The number of abstract mathematically plausible values is countable, not uncountable, and the number of practical values under real world tolerances is finite. Real numbers have nothing to do with it, and Egyptian fractions are useful for compressing a large finite set into a small finite basis. They do nothing thay helps compress infinite sets.

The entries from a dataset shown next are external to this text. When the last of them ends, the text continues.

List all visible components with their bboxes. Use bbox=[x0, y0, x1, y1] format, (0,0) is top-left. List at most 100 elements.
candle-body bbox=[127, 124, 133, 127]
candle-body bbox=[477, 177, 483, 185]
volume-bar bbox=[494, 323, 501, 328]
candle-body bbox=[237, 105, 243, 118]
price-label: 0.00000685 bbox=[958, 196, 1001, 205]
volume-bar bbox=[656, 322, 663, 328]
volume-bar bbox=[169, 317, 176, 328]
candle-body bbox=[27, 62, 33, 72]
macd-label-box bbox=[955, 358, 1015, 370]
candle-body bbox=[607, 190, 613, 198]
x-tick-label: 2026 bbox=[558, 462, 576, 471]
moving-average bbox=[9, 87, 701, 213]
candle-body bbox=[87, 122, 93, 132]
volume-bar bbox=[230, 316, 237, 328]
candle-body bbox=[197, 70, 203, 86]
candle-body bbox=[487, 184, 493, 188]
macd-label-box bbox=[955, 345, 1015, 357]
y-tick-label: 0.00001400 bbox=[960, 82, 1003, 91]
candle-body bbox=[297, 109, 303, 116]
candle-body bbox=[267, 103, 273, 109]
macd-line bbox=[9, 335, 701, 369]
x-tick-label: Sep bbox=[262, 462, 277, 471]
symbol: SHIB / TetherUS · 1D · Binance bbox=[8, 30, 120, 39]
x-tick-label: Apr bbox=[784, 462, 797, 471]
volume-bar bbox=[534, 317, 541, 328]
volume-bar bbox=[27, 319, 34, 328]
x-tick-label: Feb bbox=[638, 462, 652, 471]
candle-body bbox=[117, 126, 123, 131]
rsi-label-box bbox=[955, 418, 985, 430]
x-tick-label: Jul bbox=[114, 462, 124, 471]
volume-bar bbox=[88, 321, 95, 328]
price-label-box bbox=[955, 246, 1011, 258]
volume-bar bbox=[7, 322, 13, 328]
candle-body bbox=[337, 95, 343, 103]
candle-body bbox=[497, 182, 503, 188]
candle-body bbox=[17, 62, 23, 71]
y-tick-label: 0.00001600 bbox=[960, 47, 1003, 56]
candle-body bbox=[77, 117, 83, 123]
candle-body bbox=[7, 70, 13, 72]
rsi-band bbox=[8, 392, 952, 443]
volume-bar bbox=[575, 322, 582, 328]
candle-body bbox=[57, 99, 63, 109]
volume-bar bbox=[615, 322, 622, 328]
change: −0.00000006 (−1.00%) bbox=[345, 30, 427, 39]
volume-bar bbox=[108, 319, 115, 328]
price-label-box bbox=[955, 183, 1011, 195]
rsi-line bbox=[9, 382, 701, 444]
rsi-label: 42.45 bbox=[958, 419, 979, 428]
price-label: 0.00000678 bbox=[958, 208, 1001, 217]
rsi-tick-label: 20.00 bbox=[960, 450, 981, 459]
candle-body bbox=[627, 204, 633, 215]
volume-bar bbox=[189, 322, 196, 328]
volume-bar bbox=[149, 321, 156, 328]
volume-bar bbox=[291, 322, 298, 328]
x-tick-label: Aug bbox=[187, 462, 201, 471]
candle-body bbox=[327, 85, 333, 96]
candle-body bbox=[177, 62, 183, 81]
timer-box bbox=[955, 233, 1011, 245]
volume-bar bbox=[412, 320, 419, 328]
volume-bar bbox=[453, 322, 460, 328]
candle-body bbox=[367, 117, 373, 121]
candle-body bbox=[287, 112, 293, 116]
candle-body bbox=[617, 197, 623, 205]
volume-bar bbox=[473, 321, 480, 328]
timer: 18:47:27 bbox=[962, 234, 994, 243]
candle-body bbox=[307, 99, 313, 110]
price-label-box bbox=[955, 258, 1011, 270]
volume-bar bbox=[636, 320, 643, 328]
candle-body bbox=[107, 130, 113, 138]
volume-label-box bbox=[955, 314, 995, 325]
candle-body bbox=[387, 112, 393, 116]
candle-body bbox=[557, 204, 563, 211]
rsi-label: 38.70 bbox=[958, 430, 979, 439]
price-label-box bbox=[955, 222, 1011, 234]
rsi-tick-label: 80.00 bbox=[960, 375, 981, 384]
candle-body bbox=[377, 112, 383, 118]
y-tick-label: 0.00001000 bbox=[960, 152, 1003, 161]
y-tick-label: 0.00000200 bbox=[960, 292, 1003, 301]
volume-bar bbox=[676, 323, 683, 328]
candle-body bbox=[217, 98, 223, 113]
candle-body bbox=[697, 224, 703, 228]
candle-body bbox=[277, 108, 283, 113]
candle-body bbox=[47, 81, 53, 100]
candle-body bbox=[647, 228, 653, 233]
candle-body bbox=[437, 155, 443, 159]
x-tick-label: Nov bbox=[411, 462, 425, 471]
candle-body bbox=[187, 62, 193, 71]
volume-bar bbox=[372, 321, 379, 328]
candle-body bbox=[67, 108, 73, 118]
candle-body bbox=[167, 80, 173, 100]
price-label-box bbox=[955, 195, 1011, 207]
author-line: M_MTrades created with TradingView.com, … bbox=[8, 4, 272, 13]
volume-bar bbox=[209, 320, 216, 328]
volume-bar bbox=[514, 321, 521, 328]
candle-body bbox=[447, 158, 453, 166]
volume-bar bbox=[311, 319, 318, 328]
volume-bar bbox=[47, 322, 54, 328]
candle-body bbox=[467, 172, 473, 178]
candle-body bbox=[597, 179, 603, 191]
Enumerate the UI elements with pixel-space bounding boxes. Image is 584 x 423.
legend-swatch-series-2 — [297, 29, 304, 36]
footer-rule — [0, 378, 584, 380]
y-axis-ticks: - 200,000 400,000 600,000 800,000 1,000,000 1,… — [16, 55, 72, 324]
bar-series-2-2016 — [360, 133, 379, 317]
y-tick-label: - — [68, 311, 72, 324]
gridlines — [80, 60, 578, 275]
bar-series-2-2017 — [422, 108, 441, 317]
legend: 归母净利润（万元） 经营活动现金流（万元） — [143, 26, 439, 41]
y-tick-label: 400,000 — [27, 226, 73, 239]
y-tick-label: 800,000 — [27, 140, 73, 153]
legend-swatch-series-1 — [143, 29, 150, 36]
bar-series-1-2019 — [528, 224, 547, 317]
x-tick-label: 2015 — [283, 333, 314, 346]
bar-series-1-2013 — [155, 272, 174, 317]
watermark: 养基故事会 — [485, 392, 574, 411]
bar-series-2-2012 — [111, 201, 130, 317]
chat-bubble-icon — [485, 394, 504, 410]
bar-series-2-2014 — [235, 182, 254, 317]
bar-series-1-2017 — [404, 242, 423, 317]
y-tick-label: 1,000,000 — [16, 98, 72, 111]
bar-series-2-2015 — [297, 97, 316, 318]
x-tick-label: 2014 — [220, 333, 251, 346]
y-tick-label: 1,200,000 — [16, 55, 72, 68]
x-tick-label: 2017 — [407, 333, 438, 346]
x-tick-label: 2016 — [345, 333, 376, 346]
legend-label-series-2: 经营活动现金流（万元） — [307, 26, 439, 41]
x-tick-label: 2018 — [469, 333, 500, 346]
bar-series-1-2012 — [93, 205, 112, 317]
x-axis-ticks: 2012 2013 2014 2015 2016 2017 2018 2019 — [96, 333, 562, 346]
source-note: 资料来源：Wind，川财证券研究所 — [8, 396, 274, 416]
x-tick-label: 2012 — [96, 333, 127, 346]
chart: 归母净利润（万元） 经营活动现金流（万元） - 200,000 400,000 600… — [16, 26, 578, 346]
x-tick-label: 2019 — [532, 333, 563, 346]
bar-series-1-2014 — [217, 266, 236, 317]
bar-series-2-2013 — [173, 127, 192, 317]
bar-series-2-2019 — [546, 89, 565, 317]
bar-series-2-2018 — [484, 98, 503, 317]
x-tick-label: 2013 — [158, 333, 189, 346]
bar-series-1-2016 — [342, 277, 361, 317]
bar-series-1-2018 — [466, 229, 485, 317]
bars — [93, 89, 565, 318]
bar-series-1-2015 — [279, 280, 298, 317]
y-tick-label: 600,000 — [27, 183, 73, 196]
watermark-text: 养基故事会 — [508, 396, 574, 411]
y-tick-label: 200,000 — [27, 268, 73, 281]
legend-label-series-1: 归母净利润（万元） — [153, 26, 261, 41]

For example, you don't have rational numbers, so you are forced to represent everything as awkward sums. Even computing, say, three fifths of a number is a challenge under that system!
You don't have \pi to represent "ratio of circumference to diameter", so you have to use ad-hoc approximations.
You don't have notation for polynomials, so even basic equations are ad-hoc problems.
Another example: (almost) the entire work of Diophantus, the man diophantine equations are named after, is basically obsoleted by \frac{-b \pm \sqrt{b^2 - 4ac}}{2a}.
Mind you, it's not that these people were dumb. That they were solving those problems with limited tools is proof enough that they were very smart.
It's like trying to write a program in 80s Basic, at a certain point the incidental complexity is eating you alive.